Fine grained memory management
Another fine detail where Delphi and C++ differ is in memory alignment, packing, and sizing minutiae. One example is the default width of variables with enum type, which in turn can affect the memory layout of structs and introduce unintended padding that causes increased memory usage. Just naively declaring an enum causes variable instances of it to have the full width of an int (4 bytes on x64). The workaround is to explicitly declare it as “enum name : uint8_t { … }
” to force it being stored in a single byte, which is possible for enumerations with values in the range of 0..255
.
While structs/records and class objects must be stored on the heap in Delphi, they can be placed on the stack sometimes in C++. In cases where that is not feasible e.g. due to late initialization, smart pointers like std::unique_ptr<T>
can be used to at least make their deconstructor-calls and freeing automatic. So, C++ allows more data to be stored on the “faster” stack instead of being forced to use the heap like in Delphi.

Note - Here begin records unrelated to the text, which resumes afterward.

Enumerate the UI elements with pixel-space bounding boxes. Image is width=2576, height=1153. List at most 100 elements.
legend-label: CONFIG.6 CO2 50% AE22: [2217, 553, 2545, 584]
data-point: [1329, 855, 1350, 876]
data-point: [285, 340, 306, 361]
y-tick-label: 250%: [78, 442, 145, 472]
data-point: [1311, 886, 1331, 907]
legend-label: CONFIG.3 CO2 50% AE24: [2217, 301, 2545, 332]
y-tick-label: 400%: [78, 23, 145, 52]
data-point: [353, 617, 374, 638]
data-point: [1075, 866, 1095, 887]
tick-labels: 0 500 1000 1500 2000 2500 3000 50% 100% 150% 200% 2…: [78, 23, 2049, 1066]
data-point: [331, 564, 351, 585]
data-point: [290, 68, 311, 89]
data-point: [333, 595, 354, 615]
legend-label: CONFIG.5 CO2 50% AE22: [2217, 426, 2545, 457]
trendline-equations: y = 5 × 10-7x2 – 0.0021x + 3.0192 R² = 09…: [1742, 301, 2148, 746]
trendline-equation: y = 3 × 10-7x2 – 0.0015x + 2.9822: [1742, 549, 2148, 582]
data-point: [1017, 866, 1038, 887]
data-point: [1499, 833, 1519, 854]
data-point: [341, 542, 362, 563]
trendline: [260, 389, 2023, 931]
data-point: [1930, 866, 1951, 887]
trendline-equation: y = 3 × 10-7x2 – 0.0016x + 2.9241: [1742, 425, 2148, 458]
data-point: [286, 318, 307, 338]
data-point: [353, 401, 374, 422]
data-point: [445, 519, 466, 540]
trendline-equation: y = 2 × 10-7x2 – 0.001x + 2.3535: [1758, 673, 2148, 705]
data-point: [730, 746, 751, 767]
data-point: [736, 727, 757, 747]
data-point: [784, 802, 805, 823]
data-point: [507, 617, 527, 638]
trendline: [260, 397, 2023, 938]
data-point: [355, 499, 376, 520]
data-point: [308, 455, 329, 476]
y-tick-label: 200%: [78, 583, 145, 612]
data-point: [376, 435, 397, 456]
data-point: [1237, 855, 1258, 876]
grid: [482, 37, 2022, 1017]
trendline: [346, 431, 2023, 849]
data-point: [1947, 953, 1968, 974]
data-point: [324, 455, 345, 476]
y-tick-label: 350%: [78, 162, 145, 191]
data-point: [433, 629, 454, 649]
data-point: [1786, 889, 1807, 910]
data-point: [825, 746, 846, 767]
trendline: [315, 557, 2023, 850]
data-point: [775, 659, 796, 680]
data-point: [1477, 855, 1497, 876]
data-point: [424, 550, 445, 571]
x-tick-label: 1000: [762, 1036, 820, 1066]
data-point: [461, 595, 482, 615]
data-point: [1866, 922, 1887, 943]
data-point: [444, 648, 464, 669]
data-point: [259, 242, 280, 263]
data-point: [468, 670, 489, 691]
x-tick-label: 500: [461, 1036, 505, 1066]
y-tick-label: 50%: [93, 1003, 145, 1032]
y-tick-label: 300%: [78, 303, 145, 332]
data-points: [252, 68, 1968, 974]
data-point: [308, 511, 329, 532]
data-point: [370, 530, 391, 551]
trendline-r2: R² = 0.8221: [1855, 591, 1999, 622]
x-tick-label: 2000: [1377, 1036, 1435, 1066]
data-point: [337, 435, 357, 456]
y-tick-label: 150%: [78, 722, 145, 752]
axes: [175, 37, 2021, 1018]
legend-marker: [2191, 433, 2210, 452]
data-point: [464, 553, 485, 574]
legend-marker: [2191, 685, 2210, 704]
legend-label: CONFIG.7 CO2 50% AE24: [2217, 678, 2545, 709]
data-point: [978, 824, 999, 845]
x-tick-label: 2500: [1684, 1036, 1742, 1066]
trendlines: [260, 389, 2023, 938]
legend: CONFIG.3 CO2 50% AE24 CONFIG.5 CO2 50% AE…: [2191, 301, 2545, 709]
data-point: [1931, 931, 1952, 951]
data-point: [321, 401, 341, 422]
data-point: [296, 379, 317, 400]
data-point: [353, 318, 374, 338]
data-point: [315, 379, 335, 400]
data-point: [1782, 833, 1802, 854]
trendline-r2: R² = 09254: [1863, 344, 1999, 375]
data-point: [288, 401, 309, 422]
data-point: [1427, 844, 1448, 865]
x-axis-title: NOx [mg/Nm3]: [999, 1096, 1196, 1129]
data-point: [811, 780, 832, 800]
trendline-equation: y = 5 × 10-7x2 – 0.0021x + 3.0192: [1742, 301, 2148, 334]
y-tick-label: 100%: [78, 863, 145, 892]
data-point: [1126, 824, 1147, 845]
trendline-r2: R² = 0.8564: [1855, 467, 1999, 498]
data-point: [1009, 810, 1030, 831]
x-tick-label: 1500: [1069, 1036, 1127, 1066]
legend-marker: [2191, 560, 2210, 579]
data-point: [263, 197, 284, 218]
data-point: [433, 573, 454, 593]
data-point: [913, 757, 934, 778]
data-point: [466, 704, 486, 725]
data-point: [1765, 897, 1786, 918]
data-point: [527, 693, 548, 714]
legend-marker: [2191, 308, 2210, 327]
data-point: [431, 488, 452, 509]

Current status and outlook
Major GAMS programs that were translated or are in the process of translation are the Compiler and Execution System (CMEX) and the library and utilities for GAMS Data eXchange files (GDX). The utilities are most notably gdxdump (print GDX contents), gdxmerge (merge two GDX files), and gdxdiff (compare two GDX files). While the GAMS compiler in C++17 (internally called CPPMEX) is pretty much at feature (and performance) parity with its original Delphi implementation, the execution system is still a work in progress and only works for two dozen of simple GAMS Model Library models yet. But work progresses swiftly with the full GAMS CMEX being translated into C++ soon. If you want to experiment with the C++ translation of the compiler, you can manually opt into activating it by using the CompilerPreview GAMS option.